On the streets, the momentum for his departure is also building with protests being held here and there including those around his office. Opinion moulders including retired military officers and a growing number of politicians across political spectrum are also calling for his replacement. Yair Lapid, the immediate-past Prime Minister and opposition leader is the latest to ask Bibi to vacate his seat as his leadership is no longer tenable. There are those already striking a similarity between Netanyahu political fate and that of the former Israeli Prime Minister, Golder Meir who was in power when the Yom Kippur war broke out 50 years ago, leading to massive loss of lives among the populace and its army. At the completion of the war, Meir was forced out of office and Yitzhak Rabin took over.
Will the mounting pressure also consume Netanyahu? Well, it is still very dicey. Known as a cat with nine lives, Bibi has been shuffling his cards, with his joker being kept close to his heart. Keen observers had pointed that the idea of refusing to take responsibility for disaster of October 7 attacks was a strategy to keep his base enliven. Yet that was not all. Amichai Eliyahu, Israeli Heritage Minister made a faux pax recently, when he called for the use of nuclear weapon on Gaza. Netanyahu swiftly suspended him amid global outrage that greeted such insensitive comment of a far-right politician. Bibi was to move a little more by outrightly sacking him, when Amichai’s party leader, Ben Givr was said to have warned of consequences. Netanyahu thus backed off. For not wanting to upset his base, Bibi understands that the days ahead would be tough and sticky, especially with the likelihood of a commission of enquiries to be set up to dissect what actually went wrong before the historic disaster enforced on the state of Israel by Hamas.

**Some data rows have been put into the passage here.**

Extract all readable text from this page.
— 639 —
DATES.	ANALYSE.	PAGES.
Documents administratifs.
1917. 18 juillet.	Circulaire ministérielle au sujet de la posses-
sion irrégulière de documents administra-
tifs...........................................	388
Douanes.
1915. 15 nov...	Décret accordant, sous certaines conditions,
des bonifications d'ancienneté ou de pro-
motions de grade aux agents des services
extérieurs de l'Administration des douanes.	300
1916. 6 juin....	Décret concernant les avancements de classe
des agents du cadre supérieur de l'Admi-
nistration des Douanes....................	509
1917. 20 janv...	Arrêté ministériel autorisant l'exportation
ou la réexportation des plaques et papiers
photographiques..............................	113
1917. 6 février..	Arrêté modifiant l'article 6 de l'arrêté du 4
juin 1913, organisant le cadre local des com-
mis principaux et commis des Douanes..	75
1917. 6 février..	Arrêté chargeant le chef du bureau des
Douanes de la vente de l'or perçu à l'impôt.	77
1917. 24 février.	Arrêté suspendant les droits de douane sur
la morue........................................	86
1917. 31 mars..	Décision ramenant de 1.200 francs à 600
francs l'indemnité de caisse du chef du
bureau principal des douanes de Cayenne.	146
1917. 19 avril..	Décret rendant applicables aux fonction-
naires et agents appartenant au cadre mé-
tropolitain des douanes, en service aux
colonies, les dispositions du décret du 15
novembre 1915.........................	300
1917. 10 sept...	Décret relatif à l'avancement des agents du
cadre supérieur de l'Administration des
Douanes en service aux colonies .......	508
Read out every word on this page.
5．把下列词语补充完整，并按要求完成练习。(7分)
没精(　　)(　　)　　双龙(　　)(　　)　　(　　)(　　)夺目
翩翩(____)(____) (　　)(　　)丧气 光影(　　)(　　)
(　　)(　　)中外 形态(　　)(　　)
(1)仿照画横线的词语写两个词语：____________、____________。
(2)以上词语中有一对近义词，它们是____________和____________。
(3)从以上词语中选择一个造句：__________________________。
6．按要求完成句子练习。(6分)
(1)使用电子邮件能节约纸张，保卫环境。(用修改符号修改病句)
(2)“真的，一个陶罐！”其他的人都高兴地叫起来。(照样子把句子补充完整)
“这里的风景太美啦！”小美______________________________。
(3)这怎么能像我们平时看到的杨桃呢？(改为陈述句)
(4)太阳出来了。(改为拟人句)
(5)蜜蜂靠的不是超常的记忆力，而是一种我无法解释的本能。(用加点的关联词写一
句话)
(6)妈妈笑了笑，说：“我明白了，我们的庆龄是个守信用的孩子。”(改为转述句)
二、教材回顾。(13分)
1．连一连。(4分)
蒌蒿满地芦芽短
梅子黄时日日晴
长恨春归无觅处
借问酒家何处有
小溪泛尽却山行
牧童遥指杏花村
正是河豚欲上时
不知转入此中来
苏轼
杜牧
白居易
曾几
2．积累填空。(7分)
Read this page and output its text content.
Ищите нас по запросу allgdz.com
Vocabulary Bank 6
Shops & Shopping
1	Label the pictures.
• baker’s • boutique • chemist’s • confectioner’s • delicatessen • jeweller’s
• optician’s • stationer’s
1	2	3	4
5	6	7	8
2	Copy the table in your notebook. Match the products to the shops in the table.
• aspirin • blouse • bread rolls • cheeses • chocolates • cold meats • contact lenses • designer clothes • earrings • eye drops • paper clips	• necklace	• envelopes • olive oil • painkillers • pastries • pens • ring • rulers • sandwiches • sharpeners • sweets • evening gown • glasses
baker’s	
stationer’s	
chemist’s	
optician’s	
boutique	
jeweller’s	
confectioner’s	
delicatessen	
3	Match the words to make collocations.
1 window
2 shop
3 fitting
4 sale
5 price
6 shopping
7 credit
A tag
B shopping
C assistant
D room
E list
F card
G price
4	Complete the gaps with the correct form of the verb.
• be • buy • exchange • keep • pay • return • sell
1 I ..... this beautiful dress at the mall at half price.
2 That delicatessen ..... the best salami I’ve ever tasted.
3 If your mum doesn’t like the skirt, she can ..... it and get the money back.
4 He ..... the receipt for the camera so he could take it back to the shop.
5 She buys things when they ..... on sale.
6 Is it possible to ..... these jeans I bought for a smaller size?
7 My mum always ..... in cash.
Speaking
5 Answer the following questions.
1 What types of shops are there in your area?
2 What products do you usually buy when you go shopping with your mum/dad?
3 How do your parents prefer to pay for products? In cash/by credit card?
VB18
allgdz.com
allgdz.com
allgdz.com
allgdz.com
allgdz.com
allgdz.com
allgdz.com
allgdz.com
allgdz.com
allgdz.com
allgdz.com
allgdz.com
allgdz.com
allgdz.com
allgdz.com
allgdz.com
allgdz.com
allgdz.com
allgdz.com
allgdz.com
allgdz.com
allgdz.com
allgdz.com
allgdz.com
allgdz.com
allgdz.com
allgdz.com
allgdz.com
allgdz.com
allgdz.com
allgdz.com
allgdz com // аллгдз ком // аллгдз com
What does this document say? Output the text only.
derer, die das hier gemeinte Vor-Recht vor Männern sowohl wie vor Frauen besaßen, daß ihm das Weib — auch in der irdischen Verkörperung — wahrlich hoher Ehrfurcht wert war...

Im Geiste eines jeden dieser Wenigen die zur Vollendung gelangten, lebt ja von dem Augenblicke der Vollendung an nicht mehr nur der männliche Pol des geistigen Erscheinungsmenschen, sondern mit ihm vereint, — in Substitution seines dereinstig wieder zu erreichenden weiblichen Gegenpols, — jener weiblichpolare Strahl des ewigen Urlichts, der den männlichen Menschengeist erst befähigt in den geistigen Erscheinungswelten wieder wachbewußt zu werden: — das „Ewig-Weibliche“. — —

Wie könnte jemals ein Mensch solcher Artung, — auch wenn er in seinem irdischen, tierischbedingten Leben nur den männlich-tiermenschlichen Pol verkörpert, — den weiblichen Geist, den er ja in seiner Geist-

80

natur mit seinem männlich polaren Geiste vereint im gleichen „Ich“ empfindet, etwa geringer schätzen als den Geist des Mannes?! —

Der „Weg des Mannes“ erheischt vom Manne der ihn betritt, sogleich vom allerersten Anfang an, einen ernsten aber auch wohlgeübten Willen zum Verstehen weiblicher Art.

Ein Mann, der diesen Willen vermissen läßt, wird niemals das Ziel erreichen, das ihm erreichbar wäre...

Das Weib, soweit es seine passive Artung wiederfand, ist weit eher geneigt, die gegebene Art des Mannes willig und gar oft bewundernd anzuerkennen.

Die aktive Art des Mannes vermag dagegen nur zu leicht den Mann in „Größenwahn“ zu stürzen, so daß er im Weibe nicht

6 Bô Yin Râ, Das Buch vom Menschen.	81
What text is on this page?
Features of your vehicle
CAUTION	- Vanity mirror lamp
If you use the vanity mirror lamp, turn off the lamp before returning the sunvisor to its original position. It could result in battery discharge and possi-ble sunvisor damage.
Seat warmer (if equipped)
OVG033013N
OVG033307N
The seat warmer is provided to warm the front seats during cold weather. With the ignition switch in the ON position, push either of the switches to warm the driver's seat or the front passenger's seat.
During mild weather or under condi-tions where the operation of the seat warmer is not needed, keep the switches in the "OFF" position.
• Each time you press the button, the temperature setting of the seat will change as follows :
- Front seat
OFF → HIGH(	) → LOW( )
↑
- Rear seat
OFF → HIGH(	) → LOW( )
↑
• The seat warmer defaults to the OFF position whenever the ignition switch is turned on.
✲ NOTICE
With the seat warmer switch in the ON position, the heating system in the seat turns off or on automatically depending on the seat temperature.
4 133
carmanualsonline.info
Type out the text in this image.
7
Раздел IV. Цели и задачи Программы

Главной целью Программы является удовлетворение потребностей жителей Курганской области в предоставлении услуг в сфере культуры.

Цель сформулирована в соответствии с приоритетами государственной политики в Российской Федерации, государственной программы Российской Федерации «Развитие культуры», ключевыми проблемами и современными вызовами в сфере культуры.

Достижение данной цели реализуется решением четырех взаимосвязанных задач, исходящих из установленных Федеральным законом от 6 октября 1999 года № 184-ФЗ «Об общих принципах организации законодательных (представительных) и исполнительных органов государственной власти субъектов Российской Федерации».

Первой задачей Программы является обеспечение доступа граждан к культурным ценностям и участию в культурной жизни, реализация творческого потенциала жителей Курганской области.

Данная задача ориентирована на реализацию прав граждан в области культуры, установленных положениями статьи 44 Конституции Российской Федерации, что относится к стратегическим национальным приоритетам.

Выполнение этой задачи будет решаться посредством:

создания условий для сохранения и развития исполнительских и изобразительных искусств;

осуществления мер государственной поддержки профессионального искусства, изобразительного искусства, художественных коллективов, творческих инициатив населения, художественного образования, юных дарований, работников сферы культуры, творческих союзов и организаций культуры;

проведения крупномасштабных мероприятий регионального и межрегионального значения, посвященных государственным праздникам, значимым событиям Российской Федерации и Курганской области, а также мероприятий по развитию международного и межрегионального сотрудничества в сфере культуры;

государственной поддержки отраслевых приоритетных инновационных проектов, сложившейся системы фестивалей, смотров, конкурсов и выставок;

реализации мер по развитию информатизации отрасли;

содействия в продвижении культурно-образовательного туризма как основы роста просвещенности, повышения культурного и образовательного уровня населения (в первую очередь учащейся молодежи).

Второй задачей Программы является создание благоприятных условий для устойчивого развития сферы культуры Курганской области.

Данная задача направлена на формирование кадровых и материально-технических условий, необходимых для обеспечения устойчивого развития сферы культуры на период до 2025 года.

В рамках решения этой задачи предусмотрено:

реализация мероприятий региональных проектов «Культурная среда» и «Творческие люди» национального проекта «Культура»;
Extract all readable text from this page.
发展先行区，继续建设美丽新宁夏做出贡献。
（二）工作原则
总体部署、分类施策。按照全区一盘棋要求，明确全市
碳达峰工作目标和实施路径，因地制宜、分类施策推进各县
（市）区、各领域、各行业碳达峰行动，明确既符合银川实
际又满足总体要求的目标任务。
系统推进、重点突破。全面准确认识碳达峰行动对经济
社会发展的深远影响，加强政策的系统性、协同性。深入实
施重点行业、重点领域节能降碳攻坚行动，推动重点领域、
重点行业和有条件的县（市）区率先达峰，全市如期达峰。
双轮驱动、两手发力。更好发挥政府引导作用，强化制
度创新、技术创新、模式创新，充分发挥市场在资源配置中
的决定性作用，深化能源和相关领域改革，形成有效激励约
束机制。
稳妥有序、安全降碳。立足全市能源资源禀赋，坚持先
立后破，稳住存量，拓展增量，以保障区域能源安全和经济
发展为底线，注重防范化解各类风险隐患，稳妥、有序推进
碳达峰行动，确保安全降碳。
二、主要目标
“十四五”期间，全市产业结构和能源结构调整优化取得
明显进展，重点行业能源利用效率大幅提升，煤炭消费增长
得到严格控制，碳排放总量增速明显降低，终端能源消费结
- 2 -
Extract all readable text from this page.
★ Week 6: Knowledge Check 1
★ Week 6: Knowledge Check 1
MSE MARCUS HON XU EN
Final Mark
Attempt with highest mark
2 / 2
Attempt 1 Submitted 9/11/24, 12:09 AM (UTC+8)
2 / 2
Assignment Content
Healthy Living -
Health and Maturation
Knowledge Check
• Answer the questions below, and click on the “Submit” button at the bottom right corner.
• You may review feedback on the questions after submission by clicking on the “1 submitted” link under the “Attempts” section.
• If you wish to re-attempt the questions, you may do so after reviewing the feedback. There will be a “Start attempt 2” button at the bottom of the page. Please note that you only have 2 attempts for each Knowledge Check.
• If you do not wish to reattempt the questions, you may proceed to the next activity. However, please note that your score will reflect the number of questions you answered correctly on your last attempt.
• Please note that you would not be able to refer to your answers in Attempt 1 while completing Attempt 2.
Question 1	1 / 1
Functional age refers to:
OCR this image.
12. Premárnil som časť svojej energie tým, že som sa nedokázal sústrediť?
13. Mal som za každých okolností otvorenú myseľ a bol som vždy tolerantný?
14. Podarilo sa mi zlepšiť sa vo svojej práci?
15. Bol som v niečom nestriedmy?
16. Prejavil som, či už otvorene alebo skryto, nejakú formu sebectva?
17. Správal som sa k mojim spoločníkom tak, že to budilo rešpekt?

He is placing his final bet on the numerous support groups of the right-wing, hoping that when the push comes to shove, they would be there to ward off possible evils over his head.
Nonetheless, Bibi knows that his chances of survival are getting slimmer by the day and his once-glittering ego of the “protector of the state of Israel” has been badly bruised. And even if he survives, he may no longer enjoy his demi-god status among the Israeli populace. In a recent sombre reflection, Bibi was quoted as saying that after all said and done, everyone will have moment to give account of his or her role relating to October 7 attack, including himself. That was perhaps the starkest reality that the days after tomorrow are pregnant. The nature of the child that would be birthed is what Bibi and his hirelings do not know. But as it stands today, there appears to be no smile in the sky.